When assigning privileges to a MySQL database user, this is done:
GRANT ALL PRIVILEGES ON databasename
.* TO ‘username’@‘localhost’;
when IPv6 is enabled and prioritized (or IPv4 disabled), as most modern systems will have (Happy Eyeballs), for example PHP will resolve to ::1 and you will get errors like HY000/2002:
Warning: mysqli_real_connect(): (HY000/2002): No such file or directory in /home/username/public_html/wp-includes/class-wpdb.php
when you do:
GRANT ALL PRIVILEGES ON
databasename
.* TO ‘username’@‘::1’;
FLUSH PRIVILEGES;
This solves that resolving issue. It would be good if Virtualmin would by default assign (and the other CRUDs; to keep IPv4 in sync) these IPv6 user privileges (until MySQL handles “localhost” better with an upstream solution; but that might not happen, as it would break setups that rely on the distinction).

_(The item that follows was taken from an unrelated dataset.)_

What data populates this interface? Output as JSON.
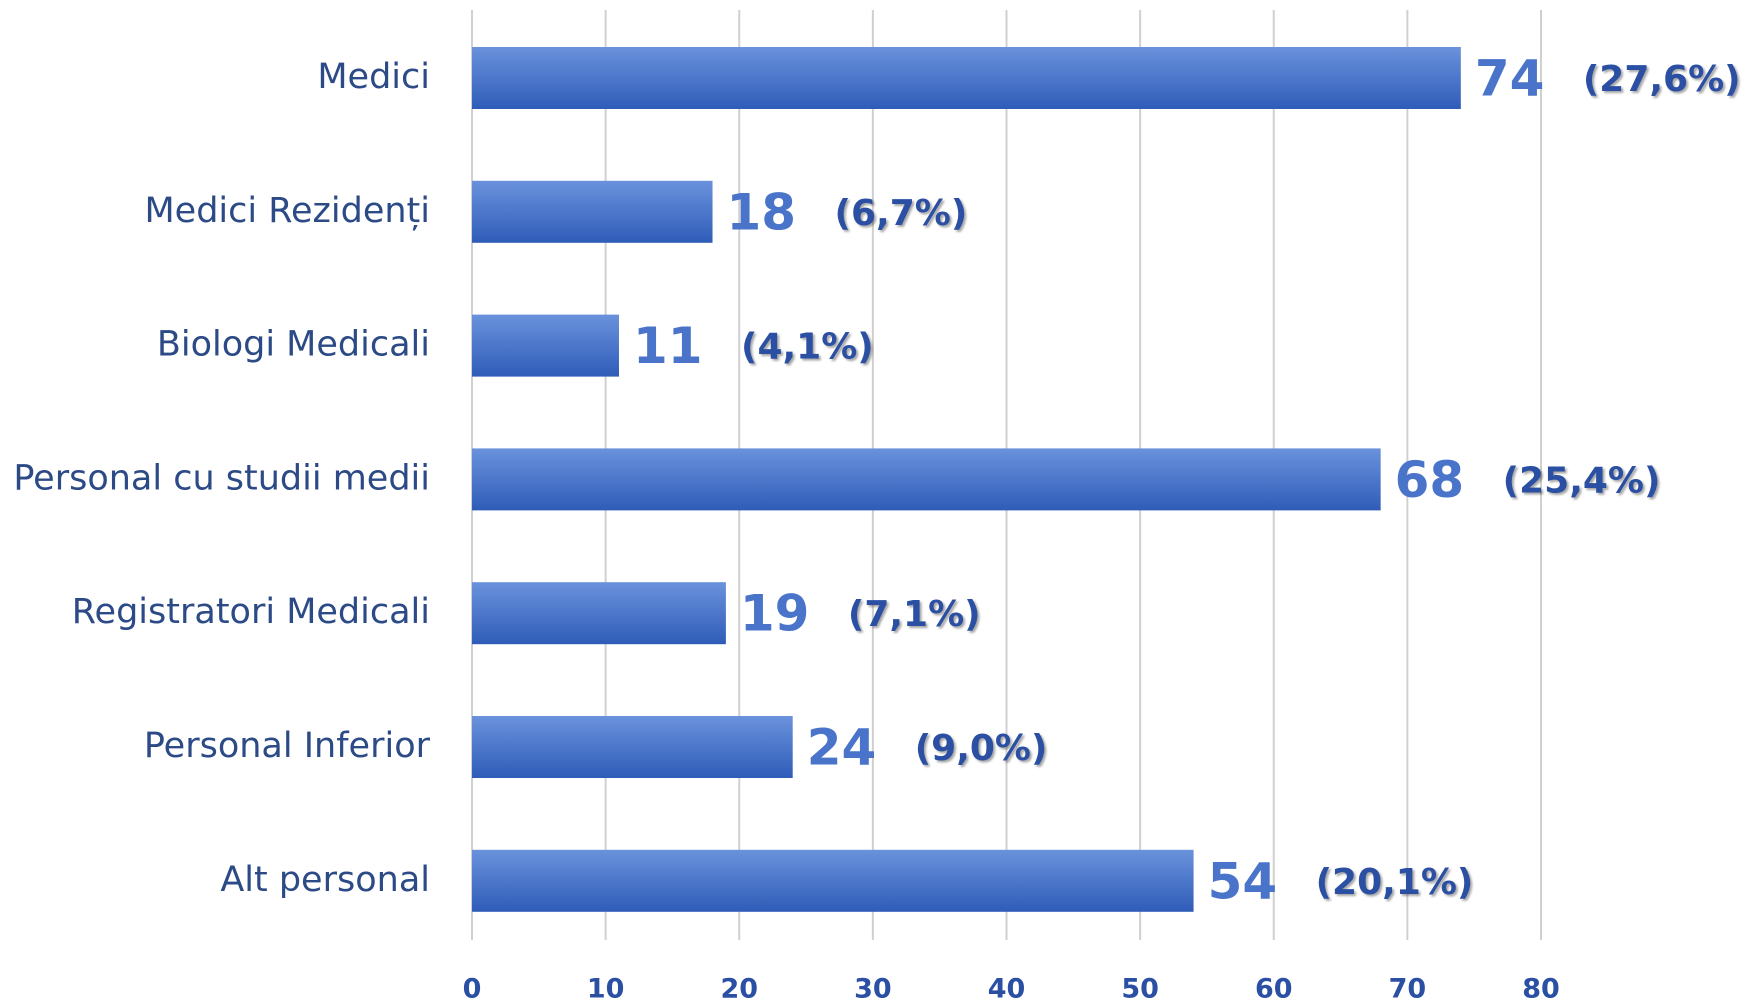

The goal would be that users can use any of these 4 valid options and get the same result: ::1, 127.0.0.1, ::ffff:127.0.0.1 (IPv4 expressed as IPv6), and localhost.
PS: your “cat /etc/hosts” file should of course also resolve it:
::1 localhost
127.0.0.1 localhost
the order matters in older systems (newer systems often comply with RFC 8305).
PPS: If this does not solve your problem, it might be related to the socket creation. Look into mysqli.default_socket / pdo_mysql.default_socket.